Cecil Payne / Performing Charlie Parker Music ( 米 Charlie Parker Records PLP-801 )
ここではクラーク・テリーを加えたクインテットでパーカーが好んでやっていた楽曲を取り上げている。ロン・カーターがベースを担当していて、
アルコをやったりソロをとったりと存在感が他のベース奏者とは違いがある。クラーク・テリーの演奏が冴えなくて全体の足を引っ張っているが、
ペインとジョーダンは変わらず闊達な演奏をしている。このレーベルとは切っても切れないパーカーの音楽をかつての共演者がやるという、
企画としては当然の流れからくるアルバムだ。
ペインはバリトンだとは思えないくらい軽快な演奏をしていて、他のバリトン奏者たちとの個性の違いを見せている。元々はピート・ブラウンに
師事してアルトを吹いていたそうだから、なるほどと腑に落ちる演奏だ。ビ・バップでもハード・バップでも難なくこなせるのは立派だ。

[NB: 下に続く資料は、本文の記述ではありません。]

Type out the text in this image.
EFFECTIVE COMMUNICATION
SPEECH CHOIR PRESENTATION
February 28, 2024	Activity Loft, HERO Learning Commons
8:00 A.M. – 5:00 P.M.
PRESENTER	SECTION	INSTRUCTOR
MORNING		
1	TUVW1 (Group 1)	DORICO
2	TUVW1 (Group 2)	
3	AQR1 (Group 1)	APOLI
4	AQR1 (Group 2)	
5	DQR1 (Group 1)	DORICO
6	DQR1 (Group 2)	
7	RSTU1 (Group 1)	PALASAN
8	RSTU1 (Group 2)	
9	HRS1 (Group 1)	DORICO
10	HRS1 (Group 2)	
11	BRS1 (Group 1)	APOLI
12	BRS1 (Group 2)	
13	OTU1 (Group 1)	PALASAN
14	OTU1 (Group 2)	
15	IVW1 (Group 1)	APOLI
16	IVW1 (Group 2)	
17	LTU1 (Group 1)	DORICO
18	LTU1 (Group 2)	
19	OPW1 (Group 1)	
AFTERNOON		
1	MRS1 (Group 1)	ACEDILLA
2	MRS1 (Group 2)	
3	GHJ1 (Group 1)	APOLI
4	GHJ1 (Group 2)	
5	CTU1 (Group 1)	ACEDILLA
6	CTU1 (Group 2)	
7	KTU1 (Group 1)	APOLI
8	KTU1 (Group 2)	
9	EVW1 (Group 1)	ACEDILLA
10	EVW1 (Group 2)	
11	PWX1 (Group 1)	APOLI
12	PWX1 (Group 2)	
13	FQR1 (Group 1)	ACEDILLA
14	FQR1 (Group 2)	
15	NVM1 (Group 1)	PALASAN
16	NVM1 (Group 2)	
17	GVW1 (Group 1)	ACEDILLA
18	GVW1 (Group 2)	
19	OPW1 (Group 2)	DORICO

このアルバムはこのレーベルにしては珍しいことに音質があまり良くないが、そんな中でもデューク・ジョーダンのピアノの音色は彼らしい
琥珀色のような凛とした色彩を帯びていて、印象に残る。裏ジャケットのライナー・ノートはペインのかつての盟友であるランディ・ウェストンが
書いているが、その中で彼はジョーダンのピアノのことを「彼の音色は、まるで雲間から陽が差して鳥たちが歌い出す中降り始める天気雨の
雨だれを想わせる」と形容していて、そのピアノが心象風景を想起させるというデューク・ジョーダンという人の特性を見抜いている。
音楽家たちがこうしてパーカーの音楽集をやるのは珍しくはないが、それはパーカーは演奏力だけに長けていたわけではなく、そこには豊かな
音楽性も兼ね備えられていたということであり、それがパーカーが人々の心の中にいつまでも残り続ける理由なのだろう。その音楽の価値を
守るためにわざわざこのレーベルが未亡人によって立ち上げられて、そこの主要な専属契約としてセシル・ペインとデューク・ジョーダンが
選ばれたのは最適な人選だったのだと思う。他のレーベルでは決して味わえない、滋味深い音楽を聴くことができる。